= Porn 2.0 =

Pornographic websites featuring user-generated content

Porn 2.0 is a term derived from "Web 2.0" that describes pornographic websites featuring amateur pornography and interactive social networking features, such as user-generated categorization, webcam hosting, blogs, and comment sections. This is in contrast to the static content offered by "Web 1.0" pornographic websites. Porn 2.0 websites often have features similar to mainstream Web 2.0 services, including video communities (Meta café, Vimeo, and YouTube), social sites (Tumblr and Twitter), general blogging platforms (Blogger, Daily Booth, and Lookbook.nu) and photo hosting services (Flickr, Photobucket, and Picasa).

==Monetization==
Unlike Web 2.0 ventures such as Meta Platforms, Myspace, or YouTube, Porn 2.0 was initially unable to find a business strategy that was profitable.
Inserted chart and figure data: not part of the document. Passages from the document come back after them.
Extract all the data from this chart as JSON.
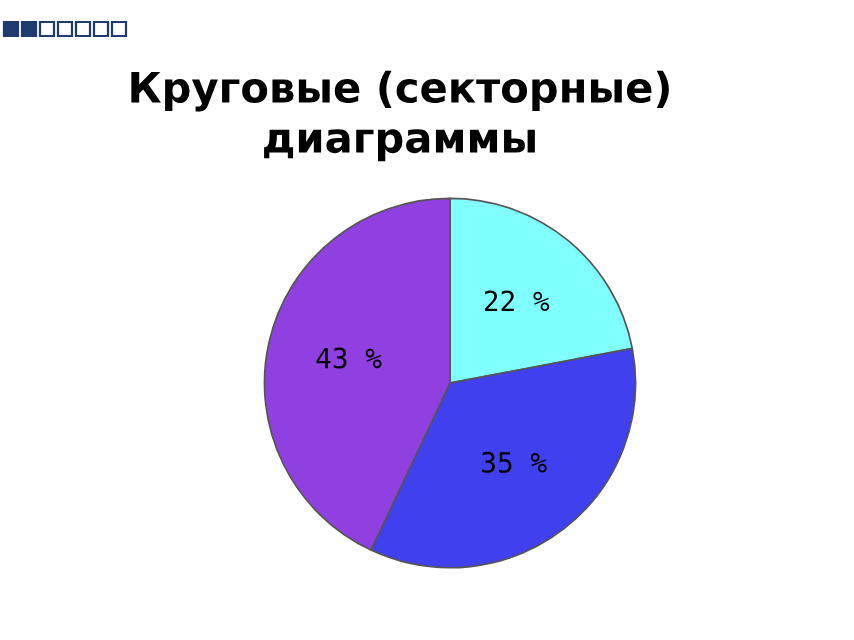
{
  "chart_data": {
    "type": "pie",
    "title": "Круговые (секторные)\nдиаграммы",
    "categories": [
      null,
      null,
      null
    ],
    "values": [
      22,
      35,
      43
    ],
    "colors": [
      "#80ffff",
      "#4040ee",
      "#9040e0"
    ],
    "value_labels": [
      "22 %",
      "35 %",
      "43 %"
    ]
  }
}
Hosting large amount of amateur content resulted in high server costs, there was little or no model income, and services were initially free of charge to users, making advertising income the only source of revenue. By the late 2010s, content subscription service websites such as OnlyFans, were allowing adult-content creators to directly monetize their content.

==Controversies==
===Copyright issues===
One of the central issues of Porn 2.0 is copyright infringement. Porn 2.0 websites have been criticized as potentially harmful to the income streams of the traditional pornography industry such as DVD sales and website subscriptions.

===Privacy===

The distribution of sexually explicit images or videos of individuals without their consent is called revenge porn. The practice began in pornographic magazines in the late 20th century. The uploading of such images to the Internet to humiliate and intimidate people has become a significant societal issue in the 21st century. Uploading material without a model's consent is usually prohibited by a website's terms of use, although some sites such as Voyeur Web allow non-consensual photos and move offices frequently to avoid the legal problems this might otherwise entail. Photos and videos of non-consenting models are often obtained through the use of hidden cameras and the sexualization of their nudity. A woman taking a shower at a gym, for example, may be filmed without her knowledge and have the video distributed as pornography.

==Porn 3.0==

News media have suggested the possibility of a future Porn 3.0, based on the use of technologies such as 3D stereoscopy, multi-angle DVD, neural impulse actuators, animation using AI technologies, and peripheral controller and devices.